Beyefendi'den, III-I.

1.4K 155 35
                                    

3 Ocak
11.58, akşam.

Anlayamıyorum.

Ne kendimi ne sizi ancak en çok, sözcüklerinizin ne anlama geldiğini.

Aklıma gelen tek ihtimal kalbimi öyle çok yoruyor ki düşünmekte güçlük çekiyorum. Gözlerimin ulaştığı yerlerde aslında siz varsınız lakin baktıklarımın ardında sizi görmek istediğimde parçalara bölünüyor silüetiniz. Her kayboluşunuzda biraz daha inanıyorum zihnimde doğan o ihtimale ve kendimi aksine nasıl inandırabileceğimi dahi bilmiyorum.

Şayet bu doğruysa hanımefendi ve kalbinizde gerçekten kardeşim için bu denli güçlü hisler taşıyorsanız ne yapacağım?

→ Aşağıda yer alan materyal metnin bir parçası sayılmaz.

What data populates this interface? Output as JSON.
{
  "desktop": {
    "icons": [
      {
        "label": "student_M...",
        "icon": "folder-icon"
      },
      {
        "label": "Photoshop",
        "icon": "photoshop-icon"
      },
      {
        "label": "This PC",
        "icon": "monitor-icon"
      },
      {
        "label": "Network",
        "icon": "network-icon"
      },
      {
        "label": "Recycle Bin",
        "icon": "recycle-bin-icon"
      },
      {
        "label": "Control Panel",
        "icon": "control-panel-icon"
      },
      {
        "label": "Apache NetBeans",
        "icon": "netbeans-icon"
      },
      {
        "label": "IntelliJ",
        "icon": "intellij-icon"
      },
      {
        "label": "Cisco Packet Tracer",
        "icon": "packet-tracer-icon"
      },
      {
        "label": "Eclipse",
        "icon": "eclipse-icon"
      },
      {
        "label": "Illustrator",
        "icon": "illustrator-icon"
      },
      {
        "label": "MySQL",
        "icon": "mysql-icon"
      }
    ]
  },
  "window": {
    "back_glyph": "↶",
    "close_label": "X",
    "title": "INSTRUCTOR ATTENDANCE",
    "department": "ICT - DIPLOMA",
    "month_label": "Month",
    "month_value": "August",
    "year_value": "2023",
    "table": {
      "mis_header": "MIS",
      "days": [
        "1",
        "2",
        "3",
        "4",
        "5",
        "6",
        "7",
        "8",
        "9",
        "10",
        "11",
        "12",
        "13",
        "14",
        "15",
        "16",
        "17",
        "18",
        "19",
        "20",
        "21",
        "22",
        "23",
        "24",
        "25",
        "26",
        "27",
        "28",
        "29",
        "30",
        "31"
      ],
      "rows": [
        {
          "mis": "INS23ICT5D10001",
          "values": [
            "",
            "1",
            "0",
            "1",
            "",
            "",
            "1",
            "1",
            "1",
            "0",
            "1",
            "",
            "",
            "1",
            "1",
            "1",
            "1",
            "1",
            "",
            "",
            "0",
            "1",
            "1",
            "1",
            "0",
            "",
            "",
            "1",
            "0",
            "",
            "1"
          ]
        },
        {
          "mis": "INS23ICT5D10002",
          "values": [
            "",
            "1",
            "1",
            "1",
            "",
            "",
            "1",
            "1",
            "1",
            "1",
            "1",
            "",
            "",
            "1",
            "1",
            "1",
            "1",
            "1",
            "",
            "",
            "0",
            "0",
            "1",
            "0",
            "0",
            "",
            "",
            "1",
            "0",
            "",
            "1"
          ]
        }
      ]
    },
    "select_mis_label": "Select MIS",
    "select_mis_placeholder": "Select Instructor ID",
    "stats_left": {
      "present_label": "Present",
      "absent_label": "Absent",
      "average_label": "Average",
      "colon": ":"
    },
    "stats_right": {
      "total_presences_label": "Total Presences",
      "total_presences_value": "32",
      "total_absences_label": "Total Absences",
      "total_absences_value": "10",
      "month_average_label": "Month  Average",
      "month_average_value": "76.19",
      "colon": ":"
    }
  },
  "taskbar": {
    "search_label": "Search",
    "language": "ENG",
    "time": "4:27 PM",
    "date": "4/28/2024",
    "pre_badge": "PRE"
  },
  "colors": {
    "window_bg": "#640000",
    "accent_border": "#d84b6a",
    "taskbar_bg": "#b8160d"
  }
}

Islak toprağın üzerine düştüğünüzde acıyan ellerinizi, yağmur damlalarıyla sarılı saçlarınızı ve parlayan bakışlarınızı taşıyan gözlerinizi anımsıyorum şimdi ve kalbimde bir sızı var. İçeri girdikten yalnızca dakikalar sonra acele ile çıktığınızda endişenizi fark etmiştim ancak sebebini anlayabilmem mümkün değildi. Hislerinizi avuçlarınıza sığdırabildiğinizi söylemiştiniz bana ve ardından kaybetmiştiniz onları her nasılsa. Hayrete düşürmüştünüz beni, bunu biliyor musunuz?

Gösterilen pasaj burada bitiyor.